Fixing The Internet
Think of the Internet as a massive freeway. In the beginning, traffic is light. In time, however, gridlock develops. Unless ameliorative action is taken, the entire system could come to a grinding halt.
Ethan Katz-Bassett works to find ways to keep the Internet’s lanes flowing smoothly, even as the Web’s popularity continues to grow. Katz-Bassett, an assistant professor of computer science who joined USC Viterbi in 2012, works to improve Internet performance, making him a sort of traffic cop for the Web.
“My research goal is to design novel systems and protocols to dramatically improve Internet reliability,” said Katz-Bassett, who in 2014 received the prestigious National Science Foundation Career Award, a five-year grant to support research, teaching and community outreach.
Added his USC Viterbi graduate student and collaborator, Tobias Flach: “We are making important steps toward improving the speed of the Internet and thereby making users happier.”
To make the Internet function better, Katz-Bassett and his colleagues believe they must better understand its operations, especially the delivery of content from large providers like Google and Netflix that generate much of the Web’s traffic.
I’M EXCITED TO HELP MY STUDENTS FIGURE OUT AND ACHIEVE THEIR GOALS, AND I’M EXCITED THAT MY RESEARCH ALLOWS THEM TO COLLABORATE WITH THE LARGEST INTERNET PROVIDERS TO MAKE THE WEB BETTER FOR EVERYONE.
For example, in 2013, Katz-Bassett led a team that developed techniques to locate all Google servers and map the connections between servers and clients. Over a 10-month period, the researchers measured a seven-fold increase in the number of Google locations around the world from which the company served client queries. (Google had embarked on a major change in its server strategy.) Additionally, Katz-Bassett and others in his lab, in collaboration with Google, redesigned how Web traffic recovers from congestion. The result: Experiments showed that the changes sped up Google client connections by an average of 23 percent.
More recently, Katz-Bassett, along with co-principal investigators Ramesh Govindan and Minlan Yu of USC Viterbi, and researchers from Cornell University and the University of Massachusetts, launched an NSF-funded project to create a so-called “electronic eye in the sky” capable of looking down on the entire Internet to find the best routes for network operators to use.
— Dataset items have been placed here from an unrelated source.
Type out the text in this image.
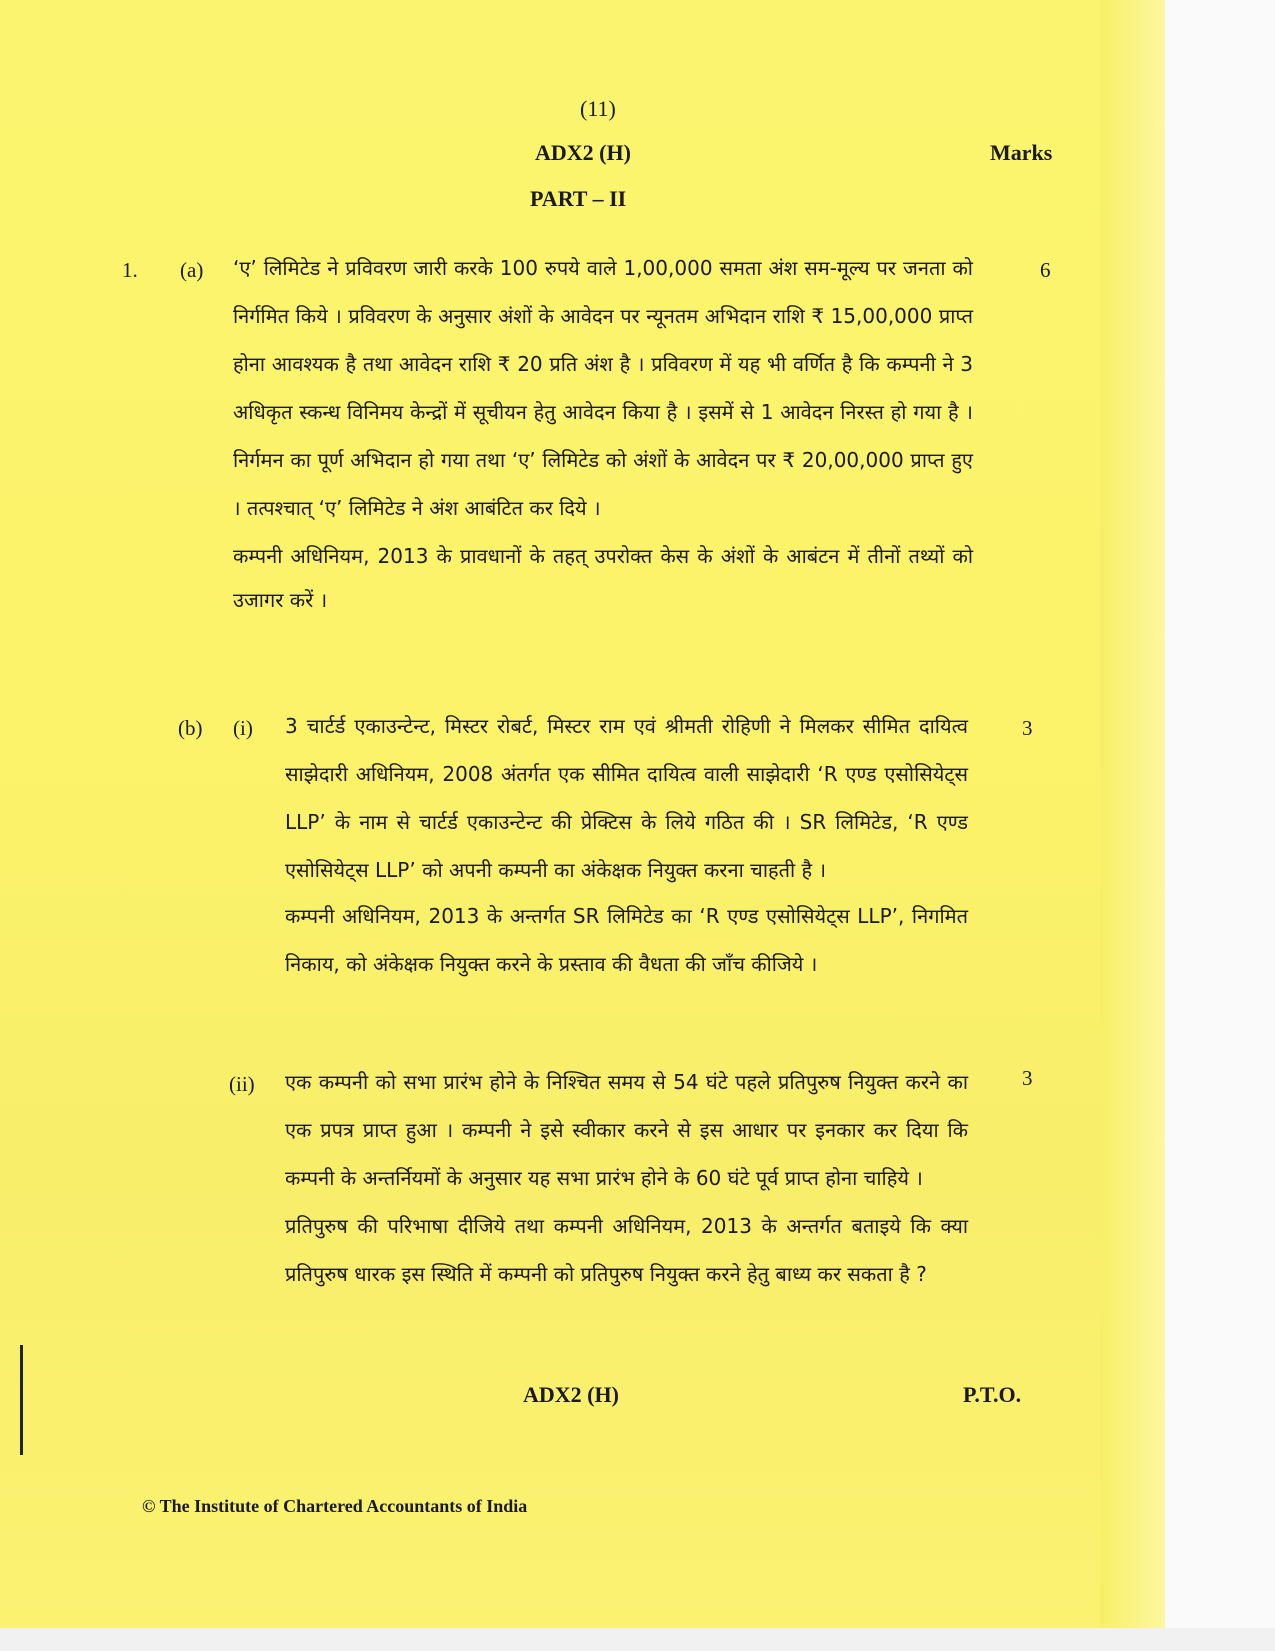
(11)
ADX2 (H)	Marks
PART – II
1. (a)	6

‘ए’ लिमिटेड ने प्रविवरण जारी करके 100 रुपये वाले 1,00,000 समता अंश सम-मूल्य पर जनता को निर्गमित किये । प्रविवरण के अनुसार अंशों के आवेदन पर न्यूनतम अभिदान राशि ₹ 15,00,000 प्राप्त होना आवश्यक है तथा आवेदन राशि ₹ 20 प्रति अंश है । प्रविवरण में यह भी वर्णित है कि कम्पनी ने 3 अधिकृत स्कन्ध विनिमय केन्द्रों में सूचीयन हेतु आवेदन किया है । इसमें से 1 आवेदन निरस्त हो गया है । निर्गमन का पूर्ण अभिदान हो गया तथा ‘ए’ लिमिटेड को अंशों के आवेदन पर ₹ 20,00,000 प्राप्त हुए । तत्पश्चात् ‘ए’ लिमिटेड ने अंश आबंटित कर दिये ।

कम्पनी अधिनियम, 2013 के प्रावधानों के तहत् उपरोक्त केस के अंशों के आबंटन में तीनों तथ्यों को उजागर करें ।

(b) (i)	3

3 चार्टर्ड एकाउन्टेन्ट, मिस्टर रोबर्ट, मिस्टर राम एवं श्रीमती रोहिणी ने मिलकर सीमित दायित्व साझेदारी अधिनियम, 2008 अंतर्गत एक सीमित दायित्व वाली साझेदारी ‘R एण्ड एसोसियेट्स LLP’ के नाम से चार्टर्ड एकाउन्टेन्ट की प्रेक्टिस के लिये गठित की । SR लिमिटेड, ‘R एण्ड एसोसियेट्स LLP’ को अपनी कम्पनी का अंकेक्षक नियुक्त करना चाहती है ।

कम्पनी अधिनियम, 2013 के अन्तर्गत SR लिमिटेड का ‘R एण्ड एसोसियेट्स LLP’, निगमित निकाय, को अंकेक्षक नियुक्त करने के प्रस्ताव की वैधता की जाँच कीजिये ।

(ii)	3

एक कम्पनी को सभा प्रारंभ होने के निश्चित समय से 54 घंटे पहले प्रतिपुरुष नियुक्त करने का एक प्रपत्र प्राप्त हुआ । कम्पनी ने इसे स्वीकार करने से इस आधार पर इनकार कर दिया कि कम्पनी के अन्तर्नियमों के अनुसार यह सभा प्रारंभ होने के 60 घंटे पूर्व प्राप्त होना चाहिये ।

प्रतिपुरुष की परिभाषा दीजिये तथा कम्पनी अधिनियम, 2013 के अन्तर्गत बताइये कि क्या प्रतिपुरुष धारक इस स्थिति में कम्पनी को प्रतिपुरुष नियुक्त करने हेतु बाध्य कर सकता है ?

ADX2 (H)	P.T.O.
© The Institute of Chartered Accountants of India
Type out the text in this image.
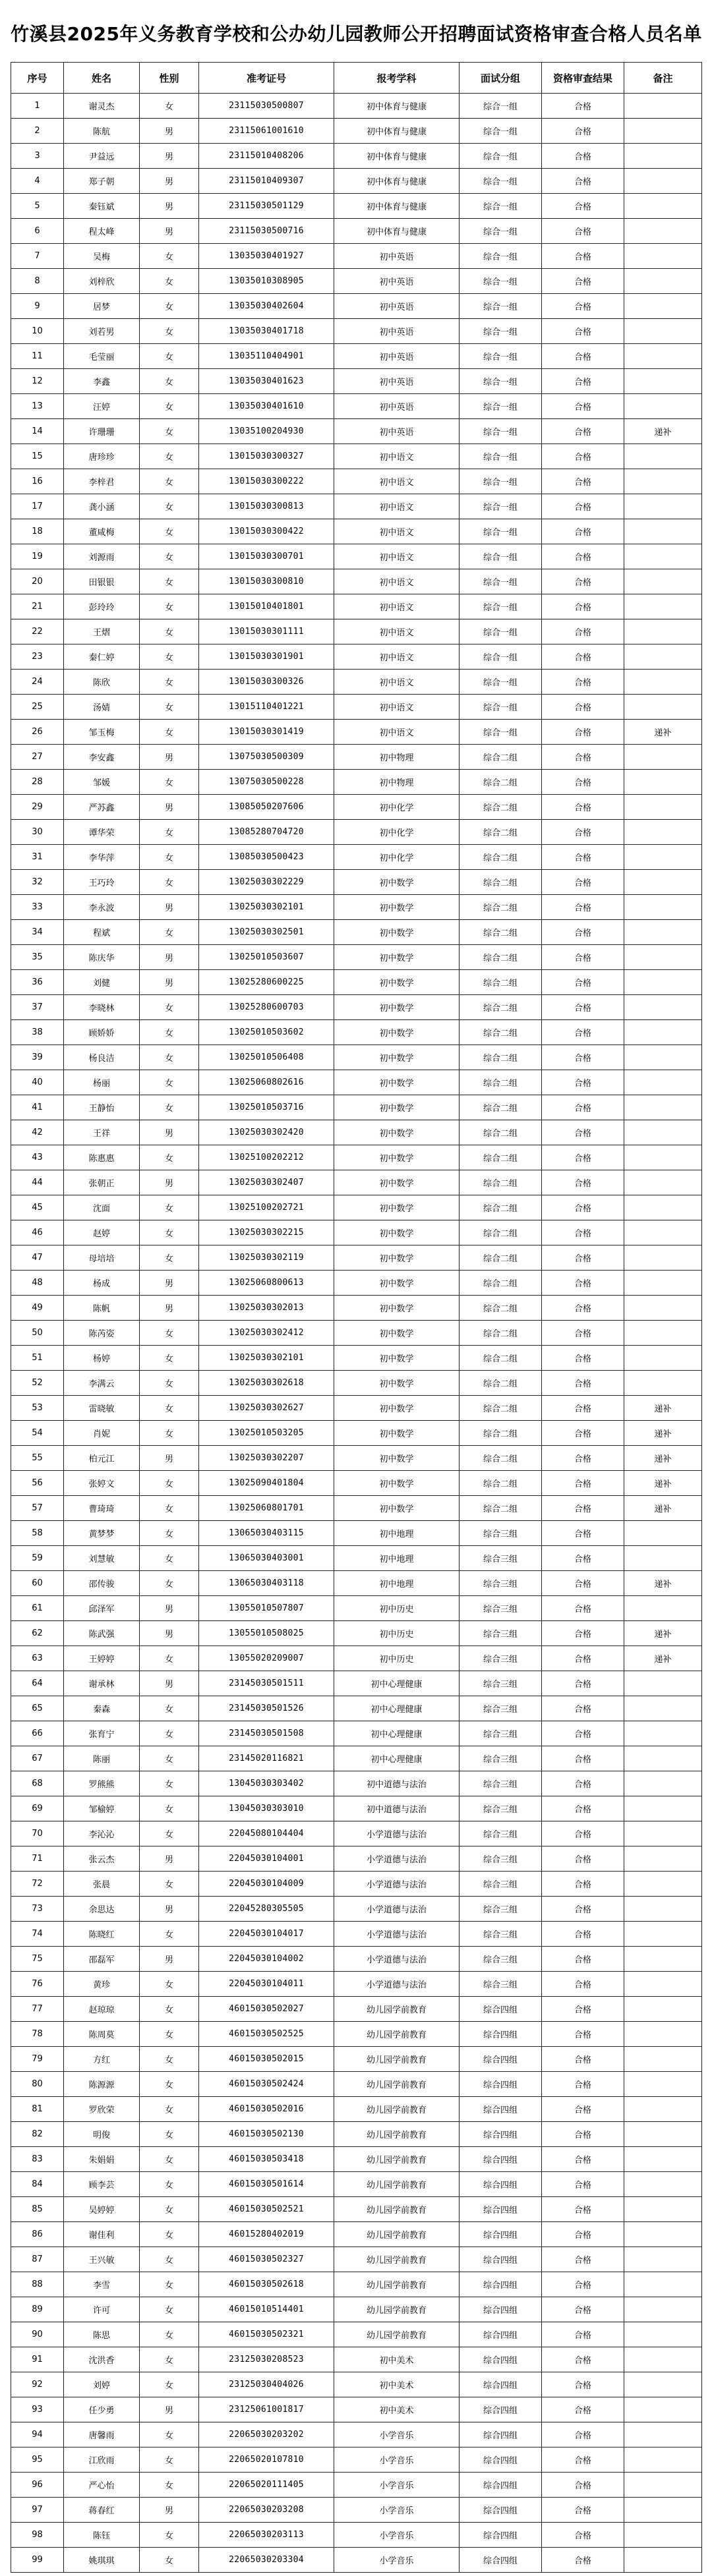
竹溪县2025年义务教育学校和公办幼儿园教师公开招聘面试资格审查合格人员名单
序号	姓名	性别	准考证号	报考学科	面试分组	资格审查结果	备注
1	谢灵杰	女	23115030500807	初中体育与健康	综合一组	合格	
2	陈航	男	23115061001610	初中体育与健康	综合一组	合格	
3	尹益远	男	23115010408206	初中体育与健康	综合一组	合格	
4	郑子朝	男	23115010409307	初中体育与健康	综合一组	合格	
5	秦钰斌	男	23115030501129	初中体育与健康	综合一组	合格	
6	程太峰	男	23115030500716	初中体育与健康	综合一组	合格	
7	吴梅	女	13035030401927	初中英语	综合一组	合格	
8	刘梓欣	女	13035010308905	初中英语	综合一组	合格	
9	居梦	女	13035030402604	初中英语	综合一组	合格	
10	刘若男	女	13035030401718	初中英语	综合一组	合格	
11	毛莹丽	女	13035110404901	初中英语	综合一组	合格	
12	李鑫	女	13035030401623	初中英语	综合一组	合格	
13	汪婷	女	13035030401610	初中英语	综合一组	合格	
14	许珊珊	女	13035100204930	初中英语	综合一组	合格	递补
15	唐珍珍	女	13015030300327	初中语文	综合一组	合格	
16	李梓君	女	13015030300222	初中语文	综合一组	合格	
17	龚小涵	女	13015030300813	初中语文	综合一组	合格	
18	董咸梅	女	13015030300422	初中语文	综合一组	合格	
19	刘源雨	女	13015030300701	初中语文	综合一组	合格	
20	田银银	女	13015030300810	初中语文	综合一组	合格	
21	彭玲玲	女	13015010401801	初中语文	综合一组	合格	
22	王熠	女	13015030301111	初中语文	综合一组	合格	
23	秦仁婷	女	13015030301901	初中语文	综合一组	合格	
24	陈欣	女	13015030300326	初中语文	综合一组	合格	
25	汤婧	女	13015110401221	初中语文	综合一组	合格	
26	邹玉梅	女	13015030301419	初中语文	综合一组	合格	递补
27	李安鑫	男	13075030500309	初中物理	综合二组	合格	
28	邹媛	女	13075030500228	初中物理	综合二组	合格	
29	严苏鑫	男	13085050207606	初中化学	综合二组	合格	
30	谭华荣	女	13085280704720	初中化学	综合二组	合格	
31	李华萍	女	13085030500423	初中化学	综合二组	合格	
32	王巧玲	女	13025030302229	初中数学	综合二组	合格	
33	李永波	男	13025030302101	初中数学	综合二组	合格	
34	程斌	女	13025030302501	初中数学	综合二组	合格	
35	陈庆华	男	13025010503607	初中数学	综合二组	合格	
36	刘健	男	13025280600225	初中数学	综合二组	合格	
37	李晓林	女	13025280600703	初中数学	综合二组	合格	
38	顾娇娇	女	13025010503602	初中数学	综合二组	合格	
39	杨良洁	女	13025010506408	初中数学	综合二组	合格	
40	杨丽	女	13025060802616	初中数学	综合二组	合格	
41	王静怡	女	13025010503716	初中数学	综合二组	合格	
42	王祥	男	13025030302420	初中数学	综合二组	合格	
43	陈惠惠	女	13025100202212	初中数学	综合二组	合格	
44	张朝正	男	13025030302407	初中数学	综合二组	合格	
45	沈面	女	13025100202721	初中数学	综合二组	合格	
46	赵婷	女	13025030302215	初中数学	综合二组	合格	
47	母培培	女	13025030302119	初中数学	综合二组	合格	
48	杨成	男	13025060800613	初中数学	综合二组	合格	
49	陈帆	男	13025030302013	初中数学	综合二组	合格	
50	陈芮姿	女	13025030302412	初中数学	综合二组	合格	
51	杨婷	女	13025030302101	初中数学	综合二组	合格	
52	李满云	女	13025030302618	初中数学	综合二组	合格	
53	雷晓敏	女	13025030302627	初中数学	综合二组	合格	递补
54	肖妮	女	13025010503205	初中数学	综合二组	合格	递补
55	柏元江	男	13025030302207	初中数学	综合二组	合格	递补
56	张婷文	女	13025090401804	初中数学	综合二组	合格	递补
57	曹琦琦	女	13025060801701	初中数学	综合二组	合格	递补
58	黄梦梦	女	13065030403115	初中地理	综合三组	合格	
59	刘慧敏	女	13065030403001	初中地理	综合三组	合格	
60	邵传骏	女	13065030403118	初中地理	综合三组	合格	递补
61	邱泽军	男	13055010507807	初中历史	综合三组	合格	
62	陈武强	男	13055010508025	初中历史	综合三组	合格	递补
63	王婷婷	女	13055020209007	初中历史	综合三组	合格	递补
64	谢承林	男	23145030501511	初中心理健康	综合三组	合格	
65	秦森	女	23145030501526	初中心理健康	综合三组	合格	
66	张育宁	女	23145030501508	初中心理健康	综合三组	合格	
67	陈丽	女	23145020116821	初中心理健康	综合三组	合格	
68	罗熊熊	女	13045030303402	初中道德与法治	综合三组	合格	
69	邹榆婷	女	13045030303010	初中道德与法治	综合三组	合格	
70	李沁沁	女	22045080104404	小学道德与法治	综合三组	合格	
71	张云杰	男	22045030104001	小学道德与法治	综合三组	合格	
72	张晨	女	22045030104009	小学道德与法治	综合三组	合格	
73	余思达	男	22045280305505	小学道德与法治	综合三组	合格	
74	陈晓红	女	22045030104017	小学道德与法治	综合三组	合格	
75	邵磊军	男	22045030104002	小学道德与法治	综合三组	合格	
76	黄珍	女	22045030104011	小学道德与法治	综合三组	合格	
77	赵琼琼	女	46015030502027	幼儿园学前教育	综合四组	合格	
78	陈周莫	女	46015030502525	幼儿园学前教育	综合四组	合格	
79	方红	女	46015030502015	幼儿园学前教育	综合四组	合格	
80	陈源源	女	46015030502424	幼儿园学前教育	综合四组	合格	
81	罗欣荣	女	46015030502016	幼儿园学前教育	综合四组	合格	
82	明俊	女	46015030502130	幼儿园学前教育	综合四组	合格	
83	朱娟娟	女	46015030503418	幼儿园学前教育	综合四组	合格	
84	顾李芸	女	46015030501614	幼儿园学前教育	综合四组	合格	
85	吴婷婷	女	46015030502521	幼儿园学前教育	综合四组	合格	
86	谢佳利	女	46015280402019	幼儿园学前教育	综合四组	合格	
87	王兴敏	女	46015030502327	幼儿园学前教育	综合四组	合格	
88	李雪	女	46015030502618	幼儿园学前教育	综合四组	合格	
89	许可	女	46015010514401	幼儿园学前教育	综合四组	合格	
90	陈思	女	46015030502321	幼儿园学前教育	综合四组	合格	
91	沈洪香	女	23125030208523	初中美术	综合四组	合格	
92	刘婷	女	23125030404026	初中美术	综合四组	合格	
93	任少勇	男	23125061001817	初中美术	综合四组	合格	
94	唐馨雨	女	22065030203202	小学音乐	综合四组	合格	
95	江欣雨	女	22065020107810	小学音乐	综合四组	合格	
96	严心怡	女	22065020111405	小学音乐	综合四组	合格	
97	蒋春红	男	22065030203208	小学音乐	综合四组	合格	
98	陈钰	女	22065030203113	小学音乐	综合四组	合格	
99	姚琪琪	女	22065030203304	小学音乐	综合四组	合格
“Our Internet experience depends on the performance and availability of routes that cross multiple networks, but service providers and operators have little visibility into or control over the other networks on which they rely,” Katz-Bassett said. “We have developed a number of techniques to give unprecedented visibility into and influence over these routes.”
Said Gaurav Sukhatme, chair of the USC Viterbi Department of Computer Science: “Ethan is a rising star in the area of Internet measurement who marries uncanny intuition with experimental rigor to accurately probe the functioning of the Internet in new ways.”
Katz-Bassett earned his Ph.D. at the University of Washington. For his dissertation, he built systems to improve Internet performance and availability. He then spent six months in Google’s Seattle office as part of a team tasked with making the Web work fast on mobile phones. Afterward, he moved on to an assistant professorship at USC Viterbi.
“I chose to come to USC Viterbi because I felt that people here cared about helping me succeed,” Katz-Bassett said. “I’m excited to help my students figure out and achieve their goals, and I’m excited that my research allows them to collaborate with the largest Internet providers to make the Web better for everyone.”